Oscar Maurtua, juriste et ancien ministre des Affaires étrangères péruvien
La taille des exploitations agricoles en Amérique du Sud permet également de produire à des coûts inférieurs à ceux des exploitations familiales européennes. De plus, l’importation de produits liés à la déforestation de biomes critiques comme l’Amazonie ou le Cerrado suscite de vives préoccupations, malgré l’adoption par l’UE d’une nouvelle loi sur la déforestation (EUDR) qui entrera en vigueur fin 2025. Les agriculteurs européens doutent de l’efficacité de cette loi pour contrôler les importations.
Un accord encore incertain
Ursula von der Leyen reste convaincue de pouvoir obtenir le soutien politique nécessaire à la signature de l’accord en janvier. Elle insiste sur la nécessité de réduire les dépendances de l’UE et considère le Mercosur comme un marché potentiel de 700 millions de consommateurs partageant des valeurs similaires.

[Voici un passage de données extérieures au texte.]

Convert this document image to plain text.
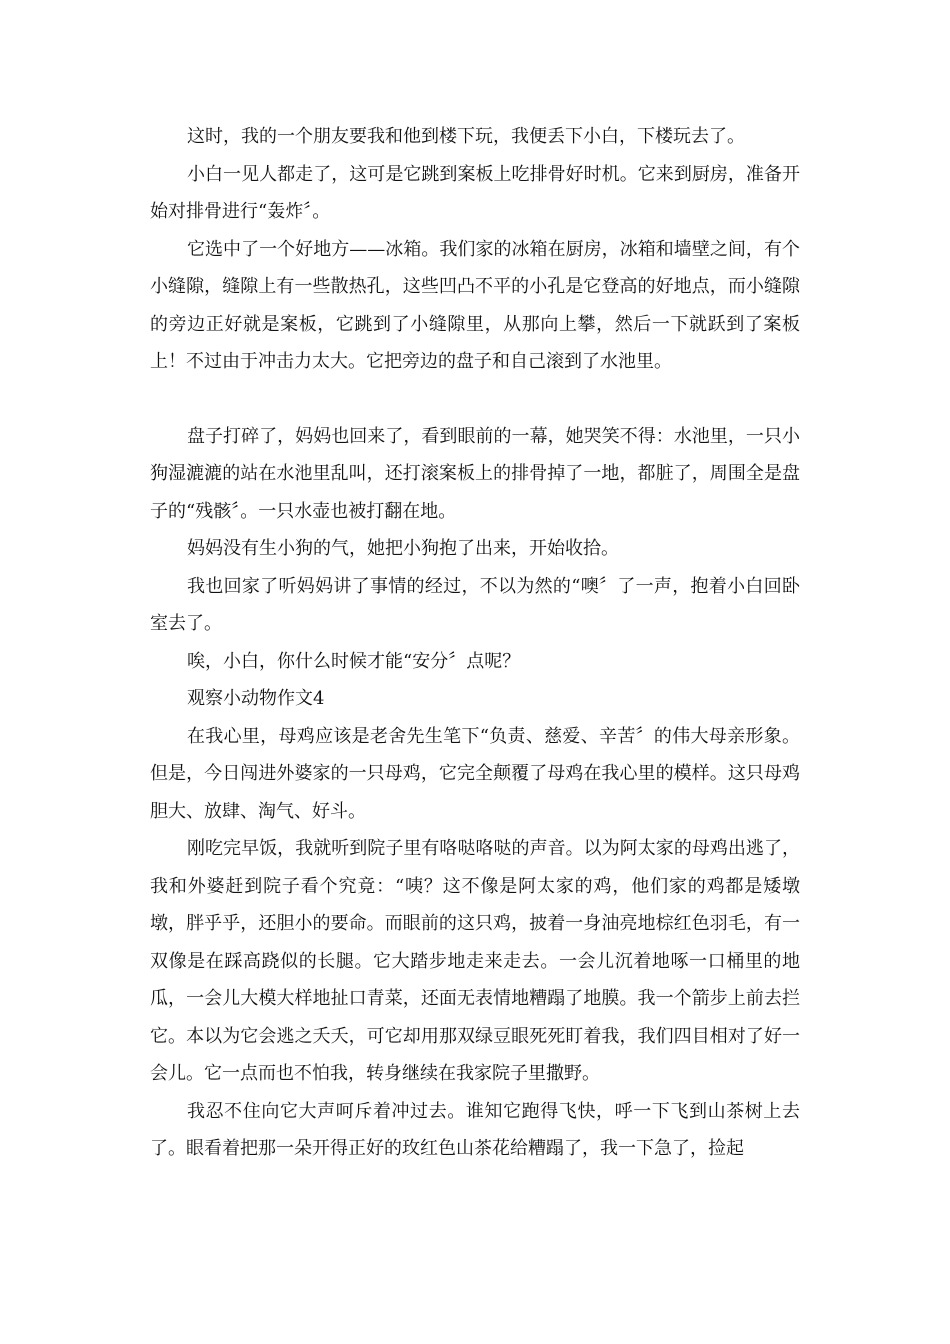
这时，我的一个朋友要我和他到楼下玩，我便丢下小白，下楼玩去了。

小白一见人都走了，这可是它跳到案板上吃排骨好时机。它来到厨房，准备开始对排骨进行“轰炸〞。

它选中了一个好地方——冰箱。我们家的冰箱在厨房，冰箱和墙壁之间，有个小缝隙，缝隙上有一些散热孔，这些凹凸不平的小孔是它登高的好地点，而小缝隙的旁边正好就是案板，它跳到了小缝隙里，从那向上攀，然后一下就跃到了案板上！不过由于冲击力太大。它把旁边的盘子和自己滚到了水池里。

盘子打碎了，妈妈也回来了，看到眼前的一幕，她哭笑不得：水池里，一只小狗湿漉漉的站在水池里乱叫，还打滚案板上的排骨掉了一地，都脏了，周围全是盘子的“残骸〞。一只水壶也被打翻在地。

妈妈没有生小狗的气，她把小狗抱了出来，开始收拾。

我也回家了听妈妈讲了事情的经过，不以为然的“噢〞了一声，抱着小白回卧室去了。

唉，小白，你什么时候才能“安分〞点呢？

观察小动物作文4

在我心里，母鸡应该是老舍先生笔下“负责、慈爱、辛苦〞的伟大母亲形象。但是，今日闯进外婆家的一只母鸡，它完全颠覆了母鸡在我心里的模样。这只母鸡胆大、放肆、淘气、好斗。

刚吃完早饭，我就听到院子里有咯哒咯哒的声音。以为阿太家的母鸡出逃了，我和外婆赶到院子看个究竟：“咦？这不像是阿太家的鸡，他们家的鸡都是矮墩墩，胖乎乎，还胆小的要命。而眼前的这只鸡，披着一身油亮地棕红色羽毛，有一双像是在踩高跷似的长腿。它大踏步地走来走去。一会儿沉着地啄一口桶里的地瓜，一会儿大模大样地扯口青菜，还面无表情地糟蹋了地膜。我一个箭步上前去拦它。本以为它会逃之夭夭，可它却用那双绿豆眼死死盯着我，我们四目相对了好一会儿。它一点而也不怕我，转身继续在我家院子里撒野。

我忍不住向它大声呵斥着冲过去。谁知它跑得飞快，呼一下飞到山茶树上去了。眼看着把那一朵开得正好的玫红色山茶花给糟蹋了，我一下急了，捡起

Cependant, le président français Emmanuel Macron a averti qu’il ne soutiendrait pas l’accord sans des garanties plus solides pour les agriculteurs français. L’Italie, la Pologne et la Hongrie se sont ralliées à cette position.
Pour Oscar Maurtua, la signature de l’accord reste donc « incertaine ». Il explique que la France et l’Italie, à la tête d’un bloc de pays opposés, exigent l’inclusion de « clauses miroir », qui obligeraient le Mercosur à adopter les mêmes règles que l’UE, ainsi que des mécanismes de sauvegarde automatiques en cas de crise du marché.
Du côté sud-américain, le président brésilien Luiz Inácio Lula da Silva a mis en garde contre un échec de l’accord, affirmant qu’il ne serait pas finalisé « tant que je serai président ». Le président espagnol Pedro Sánchez a quant à lui souligné l’importance de cet accord pour l’Europe et le monde.
Ce report constitue un revers pour la Commission européenne, l’Allemagne, l’Espagne et les pays nordiques, qui souhaitaient une signature rapide. Pour conclure le pacte, il faut l’approbation de 55 % des pays de l’UE, représentant au moins 65 % de sa population. Des sources diplomatiques ont indiqué que l’accord pourrait être signé le 12 janvier au Paraguay.
Mobilisation des agriculteurs à Bruxelles
Les agriculteurs européens ont exprimé leur opposition à l’accord par une manifestation massive jeudi 18 décembre dans le centre de Bruxelles, bloquant la ville avec des tracteurs. Cette action s’est déroulée alors que les dirigeants européens étaient réunis pour discuter de politique commerciale et agricole.
Les manifestants dénoncent des politiques qu’ils jugent menaçantes pour le secteur primaire et la souveraineté alimentaire européenne. Des fumigènes et des projectiles ont été lancés sur les forces de l’ordre, qui ont répliqué avec des gaz lacrymogènes et des canons à eau. Les revendications des agriculteurs ne se limitent pas à l’accord avec le Mercosur, mais portent également sur les taux d’imposition sur les engrais et la réforme de la Politique agricole commune, qui entraînerait une réduction d’environ 22 % du budget actuel.
« Nous sommes ici pour dire non au Mercosur. C’est comme si l’Europe était devenue une dictature. »
Maxime Mabille, éleveur belge
Les agriculteurs européens accusent également les pays du Mercosur de ne pas respecter les réglementations environnementales et sociales en vigueur dans l’UE, ce qui leur permettrait de vendre leurs produits à des prix inférieurs.